Robot sculpture aims to transform Ironwork Centre's Ukraine appeal
An enormous robot sculpture has been brought in to help an appeal for more aid for Ukraine after a drop in donations.
The British Ironwork Centre, near Oswestry, has seen a dramatic tail-off in items being handed in to its previously successful appeal for medical and other supplies for the war-torn country, despite the recent escalation of bombing by Russia.
In a bid to get support back on track, the sculpture, which was designed to promote recycling, has been put up at the entrance to the visitor complex.
It was created by sculptor Luke Kite in this studio in Church Stretton before being re-assembled at the centre.
Over recent months visitors donated enough supplies to fill two articulated lorries that travelled to the Ukraine border.
But centre chairman Clive Knowles said: "Over the last four weeks we have experienced a colossal collapse in interest. And yet the collateral damage to ordinary people in Ukraine is escalating with the bombing of the infrastructure just as the county's hard winter is approaching."

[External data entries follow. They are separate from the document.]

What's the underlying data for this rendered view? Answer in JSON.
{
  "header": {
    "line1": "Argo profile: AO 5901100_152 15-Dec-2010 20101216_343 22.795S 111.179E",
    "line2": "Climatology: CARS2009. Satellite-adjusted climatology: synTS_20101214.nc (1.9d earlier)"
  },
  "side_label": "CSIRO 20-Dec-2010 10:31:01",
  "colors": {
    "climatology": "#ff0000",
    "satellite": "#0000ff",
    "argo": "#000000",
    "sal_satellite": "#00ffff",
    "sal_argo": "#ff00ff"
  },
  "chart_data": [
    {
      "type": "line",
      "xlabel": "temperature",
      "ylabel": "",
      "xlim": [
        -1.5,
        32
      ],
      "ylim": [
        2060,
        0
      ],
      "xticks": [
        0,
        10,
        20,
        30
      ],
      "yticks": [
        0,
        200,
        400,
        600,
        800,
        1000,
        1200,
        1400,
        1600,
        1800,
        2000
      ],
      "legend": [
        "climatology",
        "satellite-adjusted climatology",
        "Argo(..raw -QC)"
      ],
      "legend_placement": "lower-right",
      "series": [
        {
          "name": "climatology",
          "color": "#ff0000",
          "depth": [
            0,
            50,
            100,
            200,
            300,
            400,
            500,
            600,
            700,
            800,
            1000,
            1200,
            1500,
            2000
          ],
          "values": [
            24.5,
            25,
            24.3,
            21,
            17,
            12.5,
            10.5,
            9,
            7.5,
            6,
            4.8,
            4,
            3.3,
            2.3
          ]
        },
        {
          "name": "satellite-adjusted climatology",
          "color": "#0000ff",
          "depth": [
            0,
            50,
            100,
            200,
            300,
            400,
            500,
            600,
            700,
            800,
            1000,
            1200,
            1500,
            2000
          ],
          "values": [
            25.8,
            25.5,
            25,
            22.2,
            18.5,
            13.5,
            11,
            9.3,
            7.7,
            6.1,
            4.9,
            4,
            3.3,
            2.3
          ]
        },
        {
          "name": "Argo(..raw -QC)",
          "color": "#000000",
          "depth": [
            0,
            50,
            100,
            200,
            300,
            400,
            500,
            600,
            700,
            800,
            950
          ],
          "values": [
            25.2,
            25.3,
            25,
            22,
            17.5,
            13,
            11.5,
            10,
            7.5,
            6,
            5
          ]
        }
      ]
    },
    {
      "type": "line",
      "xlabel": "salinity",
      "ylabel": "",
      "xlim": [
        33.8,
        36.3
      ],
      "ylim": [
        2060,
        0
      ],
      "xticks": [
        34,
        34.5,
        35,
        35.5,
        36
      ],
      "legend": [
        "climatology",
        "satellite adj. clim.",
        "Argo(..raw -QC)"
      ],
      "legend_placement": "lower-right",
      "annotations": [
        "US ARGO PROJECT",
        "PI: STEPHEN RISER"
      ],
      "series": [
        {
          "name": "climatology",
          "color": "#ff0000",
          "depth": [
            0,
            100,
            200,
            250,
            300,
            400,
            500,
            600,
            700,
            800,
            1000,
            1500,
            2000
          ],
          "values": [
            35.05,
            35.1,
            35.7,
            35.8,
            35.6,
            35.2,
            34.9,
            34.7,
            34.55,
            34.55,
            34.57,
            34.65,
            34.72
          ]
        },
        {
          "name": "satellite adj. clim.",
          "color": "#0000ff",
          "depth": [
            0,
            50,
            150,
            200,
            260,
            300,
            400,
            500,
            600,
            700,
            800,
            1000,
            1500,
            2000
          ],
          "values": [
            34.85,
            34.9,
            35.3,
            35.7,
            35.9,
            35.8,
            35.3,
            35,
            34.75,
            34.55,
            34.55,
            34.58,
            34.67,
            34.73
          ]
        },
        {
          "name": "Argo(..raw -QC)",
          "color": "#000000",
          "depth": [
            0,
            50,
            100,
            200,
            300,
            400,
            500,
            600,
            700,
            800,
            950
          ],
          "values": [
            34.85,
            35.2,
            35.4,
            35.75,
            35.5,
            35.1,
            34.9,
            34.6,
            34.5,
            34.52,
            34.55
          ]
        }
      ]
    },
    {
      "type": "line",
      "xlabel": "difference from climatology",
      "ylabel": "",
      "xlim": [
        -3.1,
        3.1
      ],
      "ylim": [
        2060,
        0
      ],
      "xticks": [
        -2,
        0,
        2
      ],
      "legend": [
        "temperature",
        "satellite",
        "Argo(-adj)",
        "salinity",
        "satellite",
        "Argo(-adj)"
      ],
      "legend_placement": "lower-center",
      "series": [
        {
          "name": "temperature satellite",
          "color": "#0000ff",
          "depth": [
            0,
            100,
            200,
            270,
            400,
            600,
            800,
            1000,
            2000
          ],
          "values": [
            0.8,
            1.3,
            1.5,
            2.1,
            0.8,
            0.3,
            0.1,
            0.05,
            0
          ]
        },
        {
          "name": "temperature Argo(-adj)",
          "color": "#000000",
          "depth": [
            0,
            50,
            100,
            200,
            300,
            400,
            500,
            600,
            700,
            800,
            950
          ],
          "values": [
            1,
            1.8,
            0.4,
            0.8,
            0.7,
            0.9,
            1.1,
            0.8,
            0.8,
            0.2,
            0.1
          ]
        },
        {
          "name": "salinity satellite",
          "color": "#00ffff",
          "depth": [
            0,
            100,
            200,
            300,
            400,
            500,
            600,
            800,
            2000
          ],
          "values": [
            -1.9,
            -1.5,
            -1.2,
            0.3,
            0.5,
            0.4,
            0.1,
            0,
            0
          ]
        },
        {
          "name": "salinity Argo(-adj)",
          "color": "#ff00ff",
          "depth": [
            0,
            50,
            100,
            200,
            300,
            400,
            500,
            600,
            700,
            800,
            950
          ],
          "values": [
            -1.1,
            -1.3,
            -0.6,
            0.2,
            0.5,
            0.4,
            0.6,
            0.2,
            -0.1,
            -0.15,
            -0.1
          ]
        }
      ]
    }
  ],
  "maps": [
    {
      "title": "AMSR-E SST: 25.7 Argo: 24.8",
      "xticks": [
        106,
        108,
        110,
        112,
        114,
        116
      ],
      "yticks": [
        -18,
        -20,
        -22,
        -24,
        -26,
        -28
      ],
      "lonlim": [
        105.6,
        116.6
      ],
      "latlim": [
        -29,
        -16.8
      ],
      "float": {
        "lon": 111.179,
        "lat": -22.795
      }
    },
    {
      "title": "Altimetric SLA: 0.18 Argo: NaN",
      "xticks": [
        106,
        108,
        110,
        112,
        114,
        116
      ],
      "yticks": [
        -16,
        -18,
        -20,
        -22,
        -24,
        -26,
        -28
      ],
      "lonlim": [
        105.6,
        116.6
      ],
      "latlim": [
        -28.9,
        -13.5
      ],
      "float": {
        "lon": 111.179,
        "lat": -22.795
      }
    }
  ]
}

"At the same time we have had a work experience student from Adcote School with us whose mother is Ukrainian, and she was asking about our appeal and could she help as part of her placement. We felt we had to re-ignite the interest in helping."
Mr Knowles said 18-year-old Asmita Bonnerjee had been working hard finding charities that were transporting aid to Poland and Ukraine to set up new links with the Ironwork Centre.
"We appreciate that people are worried about rising costs in the UK, but we hope they will also think of those in Ukraine who have so little," he added.
The centre is collecting mainly medical supplies, baby supplies and toiletries.